Jednym z głównych postulatów rowerzystów jest zmniejszenie ilości wyjątków od zasady tworzenia dróg rowerowych z asfaltu lub podobnego gładkiego materiału. Chcą doprecyzować warunki tych odstępstw z uwagi na wymagania ochrony konserwatorskiej i w ogóle wykreślić ich możliwość m. in. "w obszarach o szczególnych walorach estetycznych" czy "w przypadku gdy technologia nawierzchni bitumicznej może uszkodzić infrastrukturę podziemną". - Wskazano tyle wyjątków i są one tak niekonkretne, że w praktyce prawie wszędzie mogą powstawać ścieżki z kostki. - powiedział Ryszard Rakower.
Urzędnicy jednak bronią wyjątki: - Bez nich stanęlibyśmy przed problemem: wykonywać, czy nie wykonywać drogę rowerową? - odpowiedział Andrzej Billert z Zarządu Dróg Miejskich. Dodał, że sama obecność podziemnej infrastruktury nie będzie przyzwalała na położenie kostki, ale czasem nie da się założyć asfaltu tam, gdzie płytko położone instalacje zostałyby zmiażdżone przez walec drogowy. Powiedział też, że musi pozostać możliwość tworzenia drogi rowerowej na istniejącej nawierzchni, gdzie już jest położona kostka.
Cykliści chcą, aby wzdłuż ścieżek nie było krawężników, bo dozwolony w polskim prawie próg wysokości 1 centymetra może zniszczyć opony części rowerów. - W Krakowie, Gdańsku, Wrocławiu czy Warszawie nie dopuszcza się już takiego progu. - wskazał Ryszard Rakower. Usłyszeliśmy potem w ZDM, że w poznańskim dokumencie będzie podobnie, ale nie da się uniknąć budowy progów tam, gdzie potrzebna jest np. regulacja odpływu wody z ulicy. - My musimy myśleć i użytkowaniu, ale i o funkcjonowaniu obiektu. - tłumaczył Andrzej Billert.

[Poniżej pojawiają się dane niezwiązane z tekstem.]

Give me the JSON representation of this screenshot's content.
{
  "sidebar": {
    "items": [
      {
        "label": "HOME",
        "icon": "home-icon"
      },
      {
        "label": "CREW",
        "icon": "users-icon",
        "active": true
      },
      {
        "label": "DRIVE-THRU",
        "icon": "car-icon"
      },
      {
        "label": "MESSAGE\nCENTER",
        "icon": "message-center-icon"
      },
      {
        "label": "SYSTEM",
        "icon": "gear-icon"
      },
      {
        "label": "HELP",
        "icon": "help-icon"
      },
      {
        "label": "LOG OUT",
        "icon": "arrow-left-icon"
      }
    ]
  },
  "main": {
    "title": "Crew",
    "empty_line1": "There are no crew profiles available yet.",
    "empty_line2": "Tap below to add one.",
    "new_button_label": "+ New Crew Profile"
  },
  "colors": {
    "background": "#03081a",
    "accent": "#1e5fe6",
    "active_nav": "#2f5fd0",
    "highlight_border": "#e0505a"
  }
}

Poznańscy urzędnicy tłumaczą, że chcą umieścić w standardach długą listę krytykowanych przez rowerzystów wyjątków po to, aby przepisy mogły być realnie stosowane. - Standardy w niektórych miastach są bardzo wyśrubowane, w zasadzie niemożliwe do spełnienia. Powoduje to, że trzeba się zastanawiać, z których z nich można zrezygnować. (...) Podręcznik łatwo przepisać, ale przepisy muszą być do spełnienia. - stwierdził Andrzej Billert.
W swoich postulatach cykliści zwracają też uwagę na m. in. niedopracowanie w projekcie kwestii tworzenia dróg rowerowych na rondach, standardów ich utrzymania i odśnieżania, czy też organizacji ruchu na ich obszarze. Wskazali też na błędy formalne w projekcie. Odpowiedź na wnioski do projektu zgłoszone przez Sekcję Rowerzystów Miejskich i inne zainteresowane strony powinna zostać opublikowana na stronie internetowej ZDM w ciągu dwóch tygodni. Później dokument zostanie przekazany do podpisu Ryszardowi Grobelnemu.